RAG: The 2025 Best-Practice Stack
Overview
This talk presents the 2025 best-practice stack for building RAG (Retrieval-Augmented Generation) applications using open-source tools. Key takeaways include:
- Core components: Orchestration, Vector Databases, Enhanced Retrieval, Evaluation
- Practical tips on chunking, retrieval, and data strategies
- A reference stack for scalable and accurate RAG pipelines
What is RAG?
RAG = Dense Vector Retrieval + In-Context Learning
It augments language models with external knowledge by retrieving relevant context from your data. The typical flow:
- Retrieve: Search your documents for relevant content
- Augment: Add retrieved context to your prompt
- Generate: Produce more accurate, grounded responses
Figure: Basic RAG Architecture – Embeddings + In-Context Learning
Key Insights from the Talk
- Orchestration Framework
- LangChain: More flexible, better suited for complex workflows
- LlamaIndex: Simpler, often easier to start with
- Vector Database
- Qdrant: High performance, scales well from small to millions of documents
- Embedding Models
- Depends on your use case: language coverage, speed, and accuracy matter
- Evaluation Framework
- RAGAS: Open-source tool for evaluating RAG pipelines
- Reranking
- Cohere Rerank delivers best-in-class results for reordering retrieved chunks
- Model Serving
- Together AI: Supports most popular open models with good latency/performance
- Monitoring & Observability
- LangSmith: Powerful tool for LangChain-based pipelines (note: not open-source)

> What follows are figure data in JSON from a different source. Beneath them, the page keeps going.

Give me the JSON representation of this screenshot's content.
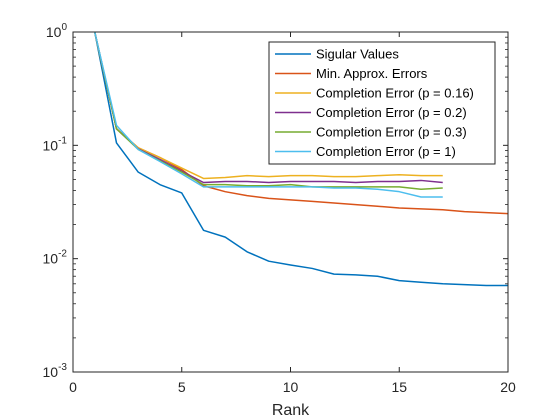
{
  "chart_data": {
    "type": "line",
    "title": "",
    "xlabel": "Rank",
    "ylabel": "",
    "xlim": [
      0,
      20
    ],
    "ylim": [
      0.001,
      1
    ],
    "yscale": "log",
    "grid": false,
    "legend_position": "top-right",
    "x_ticks": [
      0,
      5,
      10,
      15,
      20
    ],
    "y_ticks": [
      {
        "value": 0.001,
        "base": "10",
        "exp": "-3"
      },
      {
        "value": 0.01,
        "base": "10",
        "exp": "-2"
      },
      {
        "value": 0.1,
        "base": "10",
        "exp": "-1"
      },
      {
        "value": 1,
        "base": "10",
        "exp": "0"
      }
    ],
    "series": [
      {
        "name": "Sigular Values",
        "color": "#0072BD",
        "x": [
          1,
          2,
          3,
          4,
          5,
          6,
          7,
          8,
          9,
          10,
          11,
          12,
          13,
          14,
          15,
          16,
          17,
          18,
          19,
          20
        ],
        "y": [
          1.0,
          0.105,
          0.058,
          0.045,
          0.038,
          0.0178,
          0.0155,
          0.0115,
          0.0095,
          0.0088,
          0.0082,
          0.0073,
          0.0072,
          0.007,
          0.0064,
          0.0062,
          0.006,
          0.0059,
          0.0058,
          0.0058
        ]
      },
      {
        "name": "Min. Approx. Errors",
        "color": "#D95319",
        "x": [
          1,
          2,
          3,
          4,
          5,
          6,
          7,
          8,
          9,
          10,
          11,
          12,
          13,
          14,
          15,
          16,
          17,
          18,
          19,
          20
        ],
        "y": [
          1.0,
          0.14,
          0.095,
          0.078,
          0.061,
          0.044,
          0.039,
          0.036,
          0.034,
          0.033,
          0.032,
          0.031,
          0.03,
          0.029,
          0.028,
          0.0275,
          0.027,
          0.026,
          0.0255,
          0.025
        ]
      },
      {
        "name": "Completion Error (p = 0.16)",
        "color": "#EDB120",
        "x": [
          1,
          2,
          3,
          4,
          5,
          6,
          7,
          8,
          9,
          10,
          11,
          12,
          13,
          14,
          15,
          16,
          17
        ],
        "y": [
          1.0,
          0.14,
          0.095,
          0.078,
          0.063,
          0.051,
          0.052,
          0.054,
          0.053,
          0.054,
          0.054,
          0.053,
          0.053,
          0.054,
          0.055,
          0.054,
          0.054
        ]
      },
      {
        "name": "Completion Error (p = 0.2)",
        "color": "#7E2F8E",
        "x": [
          1,
          2,
          3,
          4,
          5,
          6,
          7,
          8,
          9,
          10,
          11,
          12,
          13,
          14,
          15,
          16,
          17
        ],
        "y": [
          1.0,
          0.14,
          0.093,
          0.075,
          0.059,
          0.047,
          0.048,
          0.048,
          0.047,
          0.048,
          0.048,
          0.048,
          0.047,
          0.048,
          0.048,
          0.049,
          0.047
        ]
      },
      {
        "name": "Completion Error (p = 0.3)",
        "color": "#77AC30",
        "x": [
          1,
          2,
          3,
          4,
          5,
          6,
          7,
          8,
          9,
          10,
          11,
          12,
          13,
          14,
          15,
          16,
          17
        ],
        "y": [
          1.0,
          0.14,
          0.092,
          0.073,
          0.058,
          0.045,
          0.045,
          0.044,
          0.044,
          0.045,
          0.043,
          0.043,
          0.043,
          0.043,
          0.043,
          0.041,
          0.042
        ]
      },
      {
        "name": "Completion Error (p = 1)",
        "color": "#4DBEEE",
        "x": [
          1,
          2,
          3,
          4,
          5,
          6,
          7,
          8,
          9,
          10,
          11,
          12,
          13,
          14,
          15,
          16,
          17
        ],
        "y": [
          1.0,
          0.15,
          0.092,
          0.072,
          0.056,
          0.043,
          0.043,
          0.043,
          0.043,
          0.043,
          0.043,
          0.042,
          0.042,
          0.041,
          0.039,
          0.035,
          0.035
        ]
      }
    ]
  }
}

Context Quality is Everything
The effectiveness of RAG depends on what we put in context:
- Chunking: Controls what gets retrieved
- Metadata: Helps rank or filter retrieved chunks
- Retrieval Strategy: Directly impacts generation quality
Example: If chunks come from books, metadata could include the title or author to improve context relevance.
“As the retrieval goes, the generation goes.”
Final Tips
To improve RAG systems:
- Tune chunk size, embedding model, and ranking
- Leverage metadata to enhance relevance
- Optimize both retrieval and in-context input
This post is licensed under CC BY 4.0 by the author.